Manzella sees a much more pronounced in-to-out swing path than before--which tends to produce a draw--and a finish that moves much more upright much more quickly after impact. Woods looks "golf strong," and shows enough speed to support the claim that he's carrying it an easy 300 with the driver.
The changes reflect back to earlier generations of Woods' swing--a positive development for a player going on nine years without winning a major. How he responds when the shorts get replaced by a real golf uniform and the strokes count is the next open question. "Everybody has something they lean on when the pressure gets turned on," says Manzella, who is based at English Turn Golf & Country Club in New Orleans. "What is he going to revert to? I don't see a two-way miss in this swing, but that could change when he ramps it up.
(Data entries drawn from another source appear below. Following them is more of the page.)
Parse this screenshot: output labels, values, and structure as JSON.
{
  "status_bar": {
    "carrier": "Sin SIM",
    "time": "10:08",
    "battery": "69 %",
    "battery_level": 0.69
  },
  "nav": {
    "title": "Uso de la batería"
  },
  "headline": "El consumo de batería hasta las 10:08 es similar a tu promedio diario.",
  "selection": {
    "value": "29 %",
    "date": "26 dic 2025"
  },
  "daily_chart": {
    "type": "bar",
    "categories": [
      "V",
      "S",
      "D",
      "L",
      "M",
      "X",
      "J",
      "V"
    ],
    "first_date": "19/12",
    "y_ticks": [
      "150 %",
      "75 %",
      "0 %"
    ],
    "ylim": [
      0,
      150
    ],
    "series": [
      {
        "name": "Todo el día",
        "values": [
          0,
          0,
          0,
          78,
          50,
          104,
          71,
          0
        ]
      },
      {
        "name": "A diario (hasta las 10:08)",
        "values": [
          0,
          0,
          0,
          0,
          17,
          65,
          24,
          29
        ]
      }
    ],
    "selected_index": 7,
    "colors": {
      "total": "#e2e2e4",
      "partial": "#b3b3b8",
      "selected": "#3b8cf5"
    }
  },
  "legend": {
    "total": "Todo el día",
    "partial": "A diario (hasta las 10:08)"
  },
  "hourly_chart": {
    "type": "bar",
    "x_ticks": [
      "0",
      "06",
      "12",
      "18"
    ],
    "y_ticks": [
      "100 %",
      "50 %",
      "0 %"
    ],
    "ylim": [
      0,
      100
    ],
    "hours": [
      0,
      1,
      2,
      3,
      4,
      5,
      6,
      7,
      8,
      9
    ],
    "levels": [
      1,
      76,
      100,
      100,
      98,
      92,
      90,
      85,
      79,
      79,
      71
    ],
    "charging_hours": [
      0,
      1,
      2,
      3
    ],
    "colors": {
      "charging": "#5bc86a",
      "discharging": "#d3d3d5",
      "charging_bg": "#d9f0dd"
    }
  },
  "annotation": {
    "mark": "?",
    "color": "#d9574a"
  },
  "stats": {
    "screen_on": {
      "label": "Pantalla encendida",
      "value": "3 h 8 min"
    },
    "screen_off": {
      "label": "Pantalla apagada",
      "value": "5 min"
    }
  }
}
We haven't seen him hit short irons, and we haven't talked about the short game issue yet either. It's time to see what he does when it's for real."
One tour teacher says the biggest challenge in any swing change has less to do with mechanics than it does the psychology of improvement. "You have to get the player believing that he's working on the right stuff, and he has to see the results," says top Alabama teacher Tony Ruggiero, who works with Smylie Kaufman and Lucas Glover on the PGA Tour. "If they've been good, they know when it's fake. Tiger certainly understands the process it takes, but my guess is that it's never take him this long to be competitive. He's working hard, but everybody else is too. It'll be really interesting to see where he is with it all."